Former Mötley Crüe vocalist John Corabi did a brand new interview with Eddie Trunk. In the interview, when John was asked about the possibility of reuniting with the band again, he said this would never happen.
John Corabi joined Mötley Crüe in 1992 as a replacement for Vince Neil. John performed with the band until 1996 and appeared on only one studio album, which was the band’s self-titled Mötley Crüe album, which consists of 12 tracks and more than 60-min listening time.
The Mötley Crüe line-up has not changed much apart from John. The Los Angeles-based band, which rocked the scene from 1881 to 2015, has released nine studio albums in that time frame. The band, who said goodbye to the stage in 2015, met their fans again with the postponed-Stadium Tour they started on June 16 this year.
Anyway, John Corabi, who appeared on Trunk Nation With Eddie Trunk, talked about the possibility of returning to Mötley Crüe. According to John, this probability is quite low, and the reason for this is Nikki Sixx.
Corabi said: (Via Blabbermouth.net): “I can absolutely, certifiably tell you there is zero chance of that ever happening. Until Nikki and I would be able to sit down at a table and have a cup of coffee and chew the fat and just whatever, it’s never gonna happen.
“Initially, I was, like, ‘Whatever. It doesn’t matter. I’m done reaching out to those guys. Tommy [Lee, drummer] reached out to me. Now we’ve got communication again. Mick [Mars, guitarist] I’ve been fine with. Even Vince I’m fine with. But for some reason, Nikki started this whole thing about me not contributing to the ’94 record, that it was painful, and I was just, like, ‘Whatever.'”
John Reveals His Only Condition For Returning to Mötley Crüe
John said that he could ignore his problems with Nikki Sixx and that the only condition for him to get back together with the band was an apology phone call from Nikki. John went on to say that if Nikki apologized, he would apologize and the problem would go away.
“But it’s just this nagging thing that keeps going. And even we did a show at this thing called Loud Park in Tokyo when I was with The Dead Daisies and Nikki sat on the side of the stage and he just made some comments and he was just commenting negatively about the band. And I’m, like, ‘Dude, what is your problem?'”
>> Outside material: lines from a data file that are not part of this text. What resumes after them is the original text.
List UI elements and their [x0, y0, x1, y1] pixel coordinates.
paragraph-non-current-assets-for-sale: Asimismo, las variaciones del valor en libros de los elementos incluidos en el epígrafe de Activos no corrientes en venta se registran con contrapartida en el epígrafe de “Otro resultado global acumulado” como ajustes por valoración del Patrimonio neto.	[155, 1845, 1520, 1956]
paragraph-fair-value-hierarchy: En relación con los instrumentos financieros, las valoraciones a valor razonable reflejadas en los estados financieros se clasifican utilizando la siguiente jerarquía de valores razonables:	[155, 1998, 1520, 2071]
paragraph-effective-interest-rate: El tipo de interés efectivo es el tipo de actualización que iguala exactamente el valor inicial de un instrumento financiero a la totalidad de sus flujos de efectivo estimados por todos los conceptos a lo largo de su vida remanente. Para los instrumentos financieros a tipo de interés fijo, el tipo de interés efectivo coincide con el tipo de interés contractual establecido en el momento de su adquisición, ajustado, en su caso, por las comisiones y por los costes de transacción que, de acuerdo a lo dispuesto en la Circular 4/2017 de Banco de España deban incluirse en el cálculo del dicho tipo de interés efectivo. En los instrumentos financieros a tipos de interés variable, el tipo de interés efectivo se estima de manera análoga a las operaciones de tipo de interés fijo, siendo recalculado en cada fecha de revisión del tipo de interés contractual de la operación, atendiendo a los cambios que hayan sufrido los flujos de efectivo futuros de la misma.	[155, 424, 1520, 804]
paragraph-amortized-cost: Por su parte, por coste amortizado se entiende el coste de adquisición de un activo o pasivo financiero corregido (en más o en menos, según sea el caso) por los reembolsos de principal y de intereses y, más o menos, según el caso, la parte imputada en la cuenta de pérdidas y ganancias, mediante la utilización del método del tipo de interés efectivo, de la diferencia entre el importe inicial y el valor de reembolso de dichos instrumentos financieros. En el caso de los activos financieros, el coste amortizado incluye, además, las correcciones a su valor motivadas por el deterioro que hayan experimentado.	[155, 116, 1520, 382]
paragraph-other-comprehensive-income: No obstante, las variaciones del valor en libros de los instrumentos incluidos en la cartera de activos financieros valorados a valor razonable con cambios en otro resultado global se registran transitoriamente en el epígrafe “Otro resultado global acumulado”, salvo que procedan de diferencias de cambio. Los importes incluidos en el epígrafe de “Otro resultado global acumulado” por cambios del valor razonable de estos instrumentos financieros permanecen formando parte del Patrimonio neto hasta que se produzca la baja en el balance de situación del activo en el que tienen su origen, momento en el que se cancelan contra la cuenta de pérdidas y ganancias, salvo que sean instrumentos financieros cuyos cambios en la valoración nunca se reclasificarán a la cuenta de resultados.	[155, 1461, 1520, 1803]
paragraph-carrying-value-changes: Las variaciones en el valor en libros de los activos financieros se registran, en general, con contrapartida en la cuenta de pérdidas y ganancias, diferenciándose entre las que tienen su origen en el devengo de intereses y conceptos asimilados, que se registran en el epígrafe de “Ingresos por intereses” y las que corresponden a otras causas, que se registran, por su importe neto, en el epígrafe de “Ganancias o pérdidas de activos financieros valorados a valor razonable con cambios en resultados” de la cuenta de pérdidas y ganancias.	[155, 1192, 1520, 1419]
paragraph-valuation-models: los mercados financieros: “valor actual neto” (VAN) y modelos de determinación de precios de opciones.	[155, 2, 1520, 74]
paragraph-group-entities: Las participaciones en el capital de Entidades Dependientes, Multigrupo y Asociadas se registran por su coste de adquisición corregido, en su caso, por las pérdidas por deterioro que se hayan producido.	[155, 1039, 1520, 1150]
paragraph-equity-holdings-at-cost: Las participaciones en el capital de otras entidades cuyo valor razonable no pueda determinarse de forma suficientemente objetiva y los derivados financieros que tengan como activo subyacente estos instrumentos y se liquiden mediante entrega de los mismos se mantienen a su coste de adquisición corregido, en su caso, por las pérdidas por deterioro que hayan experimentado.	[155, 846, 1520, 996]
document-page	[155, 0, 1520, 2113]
“But I don’t care. You know what? If that’s what makes him happy, have fun with it. It doesn’t matter to me. But now it’s at a point where the only way that I would ever even remotely think about doing anything with Mötley is if Nikki called me and said, ‘I’m sorry. I wanna bury the hatchet.’ And I’d be, like, ‘Well, I’m sorry too for anything that I said if it offended you.’ But until that happens, there’s no chance. It’ll never happen.”
Back in June, in an interview with the SDR, John Corabi talked about the reason for his departure from the band and the influence of the band’s label on it.
“There was a meeting at Nikki’s house, and Allen Kovac, the manager, came in and he was very frank,” Corabi says. “He goes, ‘Listen, man, I don’t give a shit who’s fronting this band…’
“And you got to go back and look at it from prior to me joining, like, a year before I joined. They had just signed a massive record deal with Elektra for like $40-50 million guaranteed money. And, and then, like six months later, Mötley calls Elektra, [and] goes, ‘Oh, yeah, hey, by the way, the singer’s out.’ And they’re like, ‘Uh, not what we paid for!’”
According to John, everything was okay with his bandmates and they had always been nice to him. On the other hand, the situation was not the same for the band’s label, Elektra signed a large amount with Mötley Crüe while Neil was on the vocals and did not find it appropriate for the band’s frontman to change suddenly.
“So I don’t know, they were always cool to me, but I don’t think they were huge supporters from the beginning, for obvious reasons,” he continues.
“And so Allen came to me and he said, ‘Here’s the deal dude, no disrespect to you, but this isn’t what the record label paid for.’ His words were, ‘I don’t give a fuck if Paul McCartney was fronting this band – It’s not what they paid for.’ They want Vince Neil, or they’re doing nothing. I understood that. And, you know, that was that.”